2. Stock photo aggregation sites flagged for containing synthetic imagery.
3. **Avoid:** Setting the tolerance too high initially, as legitimate sellers using stock photos might be erroneously flagged.
## Compliance Alignment
While this topic directly addresses fraud prevention rather than traditional IT compliance, the underlying principles align with:
- **NIST SP 800-218 (Secure Software Development Framework - SSDf):** Promoting integrity and authenticity throughout the supply chain.
- **Consumer Protection Laws:** Ensuring transparency regarding the nature and origin of goods being sold.
- **ISO/IEC 27001 (Information Security Management):** Protecting customer information and transactions against fraudulent representation.
## Common Pitfalls to Avoid
- **Assuming High Resolution Means Authenticity:** AI images can be rendered in very high resolution; focus on internal image coherence, not just pixel density.
- **Ignoring Contextual Red Flags:** Don't dismiss poor seller identification just because the product image itself looks visually appealing—the two elements of fraud development (the fake visual and the fake identity) should both be checked.
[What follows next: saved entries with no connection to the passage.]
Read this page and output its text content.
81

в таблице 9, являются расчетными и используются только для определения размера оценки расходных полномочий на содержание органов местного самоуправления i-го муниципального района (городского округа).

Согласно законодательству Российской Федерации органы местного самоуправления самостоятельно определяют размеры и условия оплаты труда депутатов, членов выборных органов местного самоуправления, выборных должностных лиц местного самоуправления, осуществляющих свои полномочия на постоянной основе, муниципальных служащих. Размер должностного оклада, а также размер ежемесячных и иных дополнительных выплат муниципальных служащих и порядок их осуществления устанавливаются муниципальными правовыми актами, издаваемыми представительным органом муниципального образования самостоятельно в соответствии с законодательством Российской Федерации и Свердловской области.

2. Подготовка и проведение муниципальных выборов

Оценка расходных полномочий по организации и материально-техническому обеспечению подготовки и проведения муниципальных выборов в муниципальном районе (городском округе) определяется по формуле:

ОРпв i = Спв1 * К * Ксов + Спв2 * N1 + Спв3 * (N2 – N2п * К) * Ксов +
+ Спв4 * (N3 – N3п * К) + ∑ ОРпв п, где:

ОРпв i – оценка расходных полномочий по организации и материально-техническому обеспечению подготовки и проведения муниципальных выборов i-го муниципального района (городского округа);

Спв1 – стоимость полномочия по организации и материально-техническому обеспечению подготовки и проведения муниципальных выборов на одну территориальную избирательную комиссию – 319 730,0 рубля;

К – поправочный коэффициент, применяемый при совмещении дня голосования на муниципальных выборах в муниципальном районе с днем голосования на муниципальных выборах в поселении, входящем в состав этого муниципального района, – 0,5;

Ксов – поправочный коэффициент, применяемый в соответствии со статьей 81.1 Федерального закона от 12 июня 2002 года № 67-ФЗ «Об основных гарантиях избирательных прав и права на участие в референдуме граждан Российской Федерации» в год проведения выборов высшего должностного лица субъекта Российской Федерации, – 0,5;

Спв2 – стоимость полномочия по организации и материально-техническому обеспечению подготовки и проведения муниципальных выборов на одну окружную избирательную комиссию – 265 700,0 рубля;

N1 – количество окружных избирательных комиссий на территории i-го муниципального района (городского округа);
- **Over-relying on Single Evidence:** Do not reject a listing based on one minor digital smudge alone; look for a **pattern** of multiple red flags (e.g., poor lensing *and* inconsistent angles *and* fake author profile).
## Resources
- **Bellingcat Investigative Techniques:** Guides on critical thinking and basic OSINT investigation tools used for source verification. (Focus on methodology.)
- **AI Image Detection Tooling:** Explore tools that analyze image noise and artifacts specific to common generative models (search for academic papers on "GAN fingerprinting").
- **Evident Media Resources:** Utilize video guides related to visual analysis of synthetic media.